For all my grumbles, I still loved that the store was large, well-stocked, had plenty of places to sit. And some customers were lovely. I will never forget serving a cautious but obviously loving parent who shyly asked me whether we had books about raising a trans teen. And I enjoyed shocking a customer by magically appearing next to her, holding out an Oliver Sacks book she needed (my secret was the eerie sound tunnel created by the spiral staircase in the center of the store, allowing me to eavesdrop on first-floor customers).
Despite the nice digs and the fact that I worked with many brilliant, quirky, helpful people, the store was apparently seen as uncool. Located in the heart of Harvard Square, the COOP is often confused for the independent Harvard Bookstore further down on Mass Avenu. Visitors went away bemused when they realized they were in the wrong location to meet and greet Jason Segel, Anne Rice, or Hillary Clinton.
To those visitors, the COOP is the unholy spawn of the Harvard Cooperative Society and Barnes and Noble. There is a sister store right next door stocked with a bajillion dollars-worth of Harvard apparel. And the third floor has a public bathroom. Needless to say, we were a tourist magnet.
One of my coworkers, a lovely gentleman who happens to be a master palindromist, used to ask me why I didn’t speak Spanish with Hispanic customers. I was born in Venezuela, but have lived in the US for so long that my non-regional American accent is firmly established, serving as camouflage.
The truth was, many of these visitors would treat me differently if I didn’t play American, and I didn’t like it. Initially pleased, they would often then drop the politeness I had been shown until that point.
One no-so-subtle Columbian visitor, seeing me crisscrossing the floor after I helped him find a book, snapped his fingers at me and said, “Niña… niña!” No Spanish-speaking visitor ever addressed me as if I was a cocktail waitress when I kept my American façade firmly in place. As an American, I was a salesperson; as a fellow Latina, I was an empleaducha, a sort of “little employee.”

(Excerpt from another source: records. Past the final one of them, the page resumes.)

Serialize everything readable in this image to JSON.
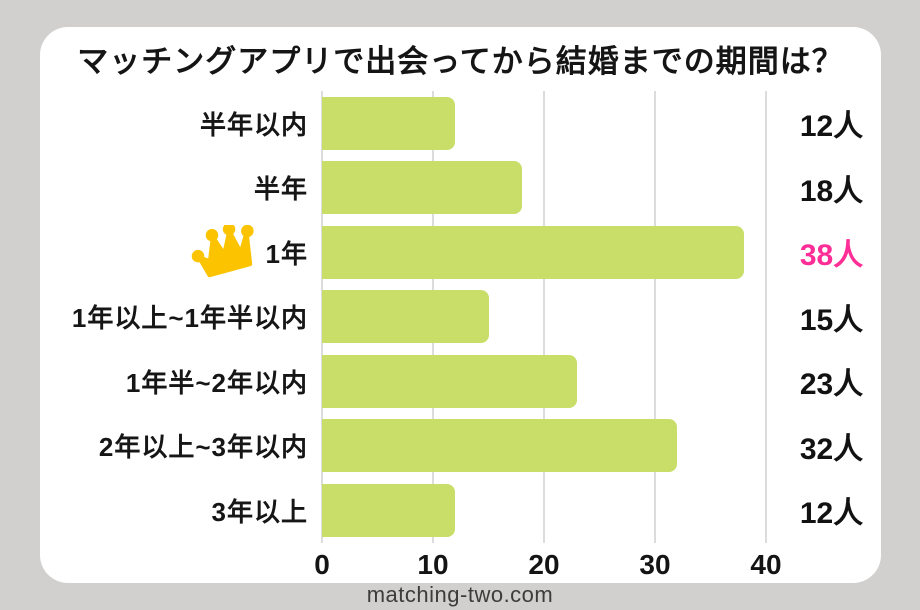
{
  "page": {
    "background_color": "#d1d0ce",
    "card_color": "#ffffff",
    "footer": "matching-two.com"
  },
  "chart_data": {
    "type": "bar",
    "orientation": "horizontal",
    "title": "マッチングアプリで出会ってから結婚までの期間は？",
    "categories": [
      "半年以内",
      "半年",
      "1年",
      "1年以上~1年半以内",
      "1年半~2年以内",
      "2年以上~3年以内",
      "3年以上"
    ],
    "values": [
      12,
      18,
      38,
      15,
      23,
      32,
      12
    ],
    "value_labels": [
      "12人",
      "18人",
      "38人",
      "15人",
      "23人",
      "32人",
      "12人"
    ],
    "unit": "人",
    "xlim": [
      0,
      40
    ],
    "x_ticks": [
      0,
      10,
      20,
      30,
      40
    ],
    "x_tick_labels": [
      "0",
      "10",
      "20",
      "30",
      "40"
    ],
    "grid": true,
    "bar_color": "#c9de68",
    "gridline_color": "#dcdcdc",
    "text_color": "#141414",
    "highlight_index": 2,
    "highlight_color": "#ff2d96",
    "crown_color": "#fcc400",
    "annotations": [
      {
        "type": "crown",
        "row_index": 2,
        "meaning": "top answer"
      }
    ]
  }
}
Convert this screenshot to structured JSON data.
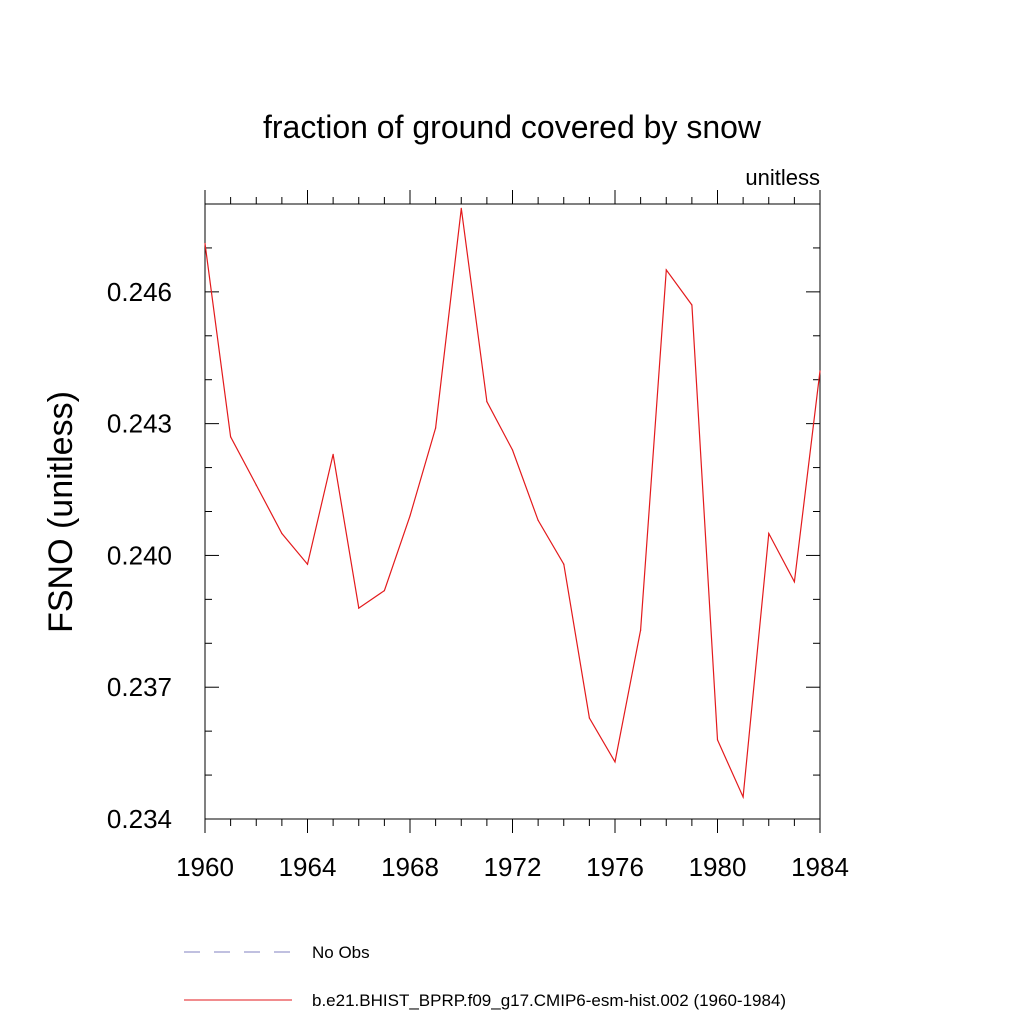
{
  "chart_data": {
    "type": "line",
    "title": "fraction of ground covered by snow",
    "units_label": "unitless",
    "ylabel": "FSNO  (unitless)",
    "xlabel": "",
    "xlim": [
      1960,
      1984
    ],
    "ylim": [
      0.234,
      0.248
    ],
    "x_ticks": [
      1960,
      1964,
      1968,
      1972,
      1976,
      1980,
      1984
    ],
    "x_tick_labels": [
      "1960",
      "1964",
      "1968",
      "1972",
      "1976",
      "1980",
      "1984"
    ],
    "y_ticks": [
      0.234,
      0.237,
      0.24,
      0.243,
      0.246
    ],
    "y_tick_labels": [
      "0.234",
      "0.237",
      "0.240",
      "0.243",
      "0.246"
    ],
    "series": [
      {
        "name": "b.e21.BHIST_BPRP.f09_g17.CMIP6-esm-hist.002 (1960-1984)",
        "color": "#e31a1c",
        "style": "solid",
        "x": [
          1960,
          1961,
          1962,
          1963,
          1964,
          1965,
          1966,
          1967,
          1968,
          1969,
          1970,
          1971,
          1972,
          1973,
          1974,
          1975,
          1976,
          1977,
          1978,
          1979,
          1980,
          1981,
          1982,
          1983,
          1984
        ],
        "y": [
          0.2471,
          0.2427,
          0.2416,
          0.2405,
          0.2398,
          0.2423,
          0.2388,
          0.2392,
          0.2409,
          0.2429,
          0.2479,
          0.2435,
          0.2424,
          0.2408,
          0.2398,
          0.2363,
          0.2353,
          0.2383,
          0.2465,
          0.2457,
          0.2358,
          0.2345,
          0.2405,
          0.2394,
          0.2442
        ]
      }
    ],
    "legend": {
      "placement": "bottom",
      "entries": [
        {
          "label": "No Obs",
          "color": "#8080c0",
          "style": "dashed"
        },
        {
          "label": "b.e21.BHIST_BPRP.f09_g17.CMIP6-esm-hist.002 (1960-1984)",
          "color": "#e31a1c",
          "style": "solid"
        }
      ]
    }
  }
}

These microaggressions, however, did not compare with a doozy I experienced one evening. An older white gentleman, a regular, came up to me and asked if we had books on vocabulary.

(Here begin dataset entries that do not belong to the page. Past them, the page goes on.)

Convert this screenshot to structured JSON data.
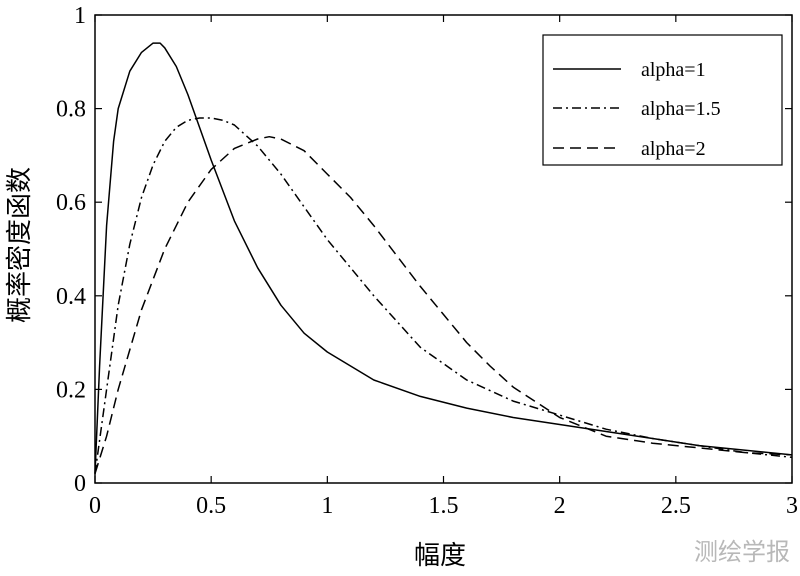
{
  "chart_data": {
    "type": "line",
    "title": "",
    "xlabel": "幅度",
    "ylabel": "概率密度函数",
    "xlim": [
      0,
      3
    ],
    "ylim": [
      0,
      1
    ],
    "x_ticks": [
      "0",
      "0.5",
      "1",
      "1.5",
      "2",
      "2.5",
      "3"
    ],
    "y_ticks": [
      "0",
      "0.2",
      "0.4",
      "0.6",
      "0.8",
      "1"
    ],
    "grid": false,
    "legend_position": "top-right",
    "series": [
      {
        "name": "alpha=1",
        "style": "solid",
        "x": [
          0,
          0.02,
          0.05,
          0.08,
          0.1,
          0.15,
          0.2,
          0.25,
          0.28,
          0.3,
          0.35,
          0.4,
          0.5,
          0.6,
          0.7,
          0.8,
          0.9,
          1.0,
          1.2,
          1.4,
          1.6,
          1.8,
          2.0,
          2.2,
          2.4,
          2.6,
          2.8,
          3.0
        ],
        "y": [
          0.02,
          0.25,
          0.55,
          0.73,
          0.8,
          0.88,
          0.92,
          0.94,
          0.94,
          0.93,
          0.89,
          0.83,
          0.69,
          0.56,
          0.46,
          0.38,
          0.32,
          0.28,
          0.22,
          0.185,
          0.16,
          0.14,
          0.125,
          0.11,
          0.095,
          0.08,
          0.07,
          0.06
        ]
      },
      {
        "name": "alpha=1.5",
        "style": "dashdot",
        "x": [
          0,
          0.05,
          0.1,
          0.15,
          0.2,
          0.25,
          0.3,
          0.35,
          0.4,
          0.45,
          0.5,
          0.55,
          0.6,
          0.7,
          0.8,
          0.9,
          1.0,
          1.2,
          1.4,
          1.6,
          1.8,
          2.0,
          2.2,
          2.4,
          2.6,
          2.8,
          3.0
        ],
        "y": [
          0.02,
          0.2,
          0.38,
          0.51,
          0.61,
          0.68,
          0.73,
          0.76,
          0.775,
          0.78,
          0.78,
          0.775,
          0.765,
          0.72,
          0.66,
          0.59,
          0.52,
          0.4,
          0.29,
          0.22,
          0.175,
          0.145,
          0.115,
          0.095,
          0.08,
          0.065,
          0.055
        ]
      },
      {
        "name": "alpha=2",
        "style": "dashed",
        "x": [
          0,
          0.05,
          0.1,
          0.2,
          0.3,
          0.4,
          0.5,
          0.6,
          0.7,
          0.75,
          0.8,
          0.9,
          1.0,
          1.1,
          1.2,
          1.3,
          1.4,
          1.5,
          1.6,
          1.7,
          1.8,
          2.0,
          2.2,
          2.4,
          2.6,
          2.8,
          3.0
        ],
        "y": [
          0.02,
          0.1,
          0.2,
          0.37,
          0.5,
          0.6,
          0.67,
          0.715,
          0.735,
          0.74,
          0.735,
          0.71,
          0.66,
          0.61,
          0.55,
          0.485,
          0.42,
          0.36,
          0.3,
          0.25,
          0.205,
          0.14,
          0.1,
          0.085,
          0.075,
          0.065,
          0.06
        ]
      }
    ]
  },
  "watermark": "测绘学报"
}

“Yes, we have a whole section…”
“No, I don’t mean books on improving your vocabulary. I mean books about the human capacity to build vocabulary. I recently read that migrant farmers only have 300-word vocabularies. My daughter as an infant had a larger vocabulary. Ha, I can name 300 species of ducks alone!”

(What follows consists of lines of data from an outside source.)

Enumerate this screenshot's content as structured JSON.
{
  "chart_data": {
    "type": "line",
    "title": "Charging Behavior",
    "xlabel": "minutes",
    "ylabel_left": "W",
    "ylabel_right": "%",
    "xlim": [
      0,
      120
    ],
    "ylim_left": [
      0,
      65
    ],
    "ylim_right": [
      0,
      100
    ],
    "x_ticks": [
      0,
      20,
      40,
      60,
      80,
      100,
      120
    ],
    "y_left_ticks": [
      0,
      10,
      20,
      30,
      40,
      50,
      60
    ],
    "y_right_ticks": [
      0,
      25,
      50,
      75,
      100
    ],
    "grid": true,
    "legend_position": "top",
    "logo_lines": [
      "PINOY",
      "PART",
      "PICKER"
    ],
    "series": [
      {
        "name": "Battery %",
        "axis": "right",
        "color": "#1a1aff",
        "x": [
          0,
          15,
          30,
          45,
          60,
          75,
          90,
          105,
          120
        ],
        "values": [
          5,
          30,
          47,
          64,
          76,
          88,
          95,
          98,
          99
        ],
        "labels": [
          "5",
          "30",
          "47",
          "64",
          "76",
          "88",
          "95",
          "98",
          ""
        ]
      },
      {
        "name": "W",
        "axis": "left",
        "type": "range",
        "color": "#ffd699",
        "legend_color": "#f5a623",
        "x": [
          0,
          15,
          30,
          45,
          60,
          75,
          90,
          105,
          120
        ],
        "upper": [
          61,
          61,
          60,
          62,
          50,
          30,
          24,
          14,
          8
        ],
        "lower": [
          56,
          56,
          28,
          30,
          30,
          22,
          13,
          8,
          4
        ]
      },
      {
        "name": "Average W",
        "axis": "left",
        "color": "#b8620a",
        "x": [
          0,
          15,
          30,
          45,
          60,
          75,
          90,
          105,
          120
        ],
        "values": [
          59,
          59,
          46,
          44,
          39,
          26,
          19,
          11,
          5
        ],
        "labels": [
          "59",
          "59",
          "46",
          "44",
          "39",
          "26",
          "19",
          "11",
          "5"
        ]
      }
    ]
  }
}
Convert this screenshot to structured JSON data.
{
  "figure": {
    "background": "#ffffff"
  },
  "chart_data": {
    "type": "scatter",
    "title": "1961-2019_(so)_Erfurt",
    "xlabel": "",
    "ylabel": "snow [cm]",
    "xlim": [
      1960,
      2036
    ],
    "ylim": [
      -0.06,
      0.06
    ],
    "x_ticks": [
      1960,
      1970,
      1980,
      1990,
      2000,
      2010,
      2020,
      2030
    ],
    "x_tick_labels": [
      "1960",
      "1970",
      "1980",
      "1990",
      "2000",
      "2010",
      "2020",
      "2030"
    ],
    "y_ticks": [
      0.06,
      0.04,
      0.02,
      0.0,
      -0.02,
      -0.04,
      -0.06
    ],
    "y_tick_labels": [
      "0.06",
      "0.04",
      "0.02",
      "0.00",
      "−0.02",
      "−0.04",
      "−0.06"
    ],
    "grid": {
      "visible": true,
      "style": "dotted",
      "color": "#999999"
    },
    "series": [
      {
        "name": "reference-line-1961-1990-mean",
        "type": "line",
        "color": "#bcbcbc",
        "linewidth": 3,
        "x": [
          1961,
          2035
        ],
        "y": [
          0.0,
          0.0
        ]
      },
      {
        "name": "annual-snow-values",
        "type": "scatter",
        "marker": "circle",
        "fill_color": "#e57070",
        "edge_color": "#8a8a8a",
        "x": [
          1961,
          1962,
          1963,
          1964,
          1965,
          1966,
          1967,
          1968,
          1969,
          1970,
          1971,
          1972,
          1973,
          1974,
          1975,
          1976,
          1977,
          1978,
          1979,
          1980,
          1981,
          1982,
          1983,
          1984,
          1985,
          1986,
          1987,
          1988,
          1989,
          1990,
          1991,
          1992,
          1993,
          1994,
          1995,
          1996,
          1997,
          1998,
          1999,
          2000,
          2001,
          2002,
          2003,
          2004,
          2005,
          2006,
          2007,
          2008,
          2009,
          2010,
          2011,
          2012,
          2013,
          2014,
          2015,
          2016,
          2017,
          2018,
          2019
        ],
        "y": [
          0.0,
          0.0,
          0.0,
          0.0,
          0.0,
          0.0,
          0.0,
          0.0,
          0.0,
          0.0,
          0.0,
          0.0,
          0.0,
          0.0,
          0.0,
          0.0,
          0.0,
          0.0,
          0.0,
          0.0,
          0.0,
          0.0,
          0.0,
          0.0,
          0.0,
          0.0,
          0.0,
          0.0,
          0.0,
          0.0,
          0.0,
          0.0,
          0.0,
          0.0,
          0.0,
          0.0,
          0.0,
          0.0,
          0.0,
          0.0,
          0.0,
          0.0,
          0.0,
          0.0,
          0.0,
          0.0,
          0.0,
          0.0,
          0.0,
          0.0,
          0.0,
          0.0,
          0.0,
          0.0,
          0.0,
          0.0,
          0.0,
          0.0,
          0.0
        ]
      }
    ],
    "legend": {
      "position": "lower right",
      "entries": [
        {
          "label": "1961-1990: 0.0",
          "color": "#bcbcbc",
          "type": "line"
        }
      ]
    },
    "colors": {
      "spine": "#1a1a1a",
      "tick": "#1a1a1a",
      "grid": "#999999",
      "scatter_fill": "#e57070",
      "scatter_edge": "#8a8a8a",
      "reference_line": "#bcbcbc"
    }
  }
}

Keeping my face as neutral as I could, I coolly replied, “We don’t have any books like that.”
Low point. A high point? I once saw a Hispanic man in a neat suit and well-trimmed mustache browse our Literary Criticism section. Two men in black suits, sunglasses, and earpieces were standing close by. At that moment, I got a call from one of my supervisors.
“Uhh… just FYI. A former president of the Dominican Republic may be coming up to your floor.”
It was indeed Leonel Fernández, former president of DR. As I sidled over, one of his bodyguards took a warning step towards me, a bit hampered by the stack of books he was carrying.
Before I could be told off, President Fernández turned to me and smiled. “I was hoping you could help me find some books. Do you have anything on 20th-century American Literature?” He ended up spending several hundred dollars in books that day.
He asked me whether I liked to write, and I told him I wrote theater and book reviews. He handed me a business card. “I think you might be interested in our organization.” He wished me well, and left.
I still have the card. It’s a card for FUNGLODE (Fundación Global Democracia y Desarollo), his non-profit. According to the official website, the organization seeks to be: “A center for pluralist thought, rigorous research, academic and creative excellence, that produces the best public policy options, for the strengthening of democracy, respect for human rights, sustainable development, creativity, and the modernization of the Dominican Republic.”
Who needs 300 words? Sometimes 37 will do.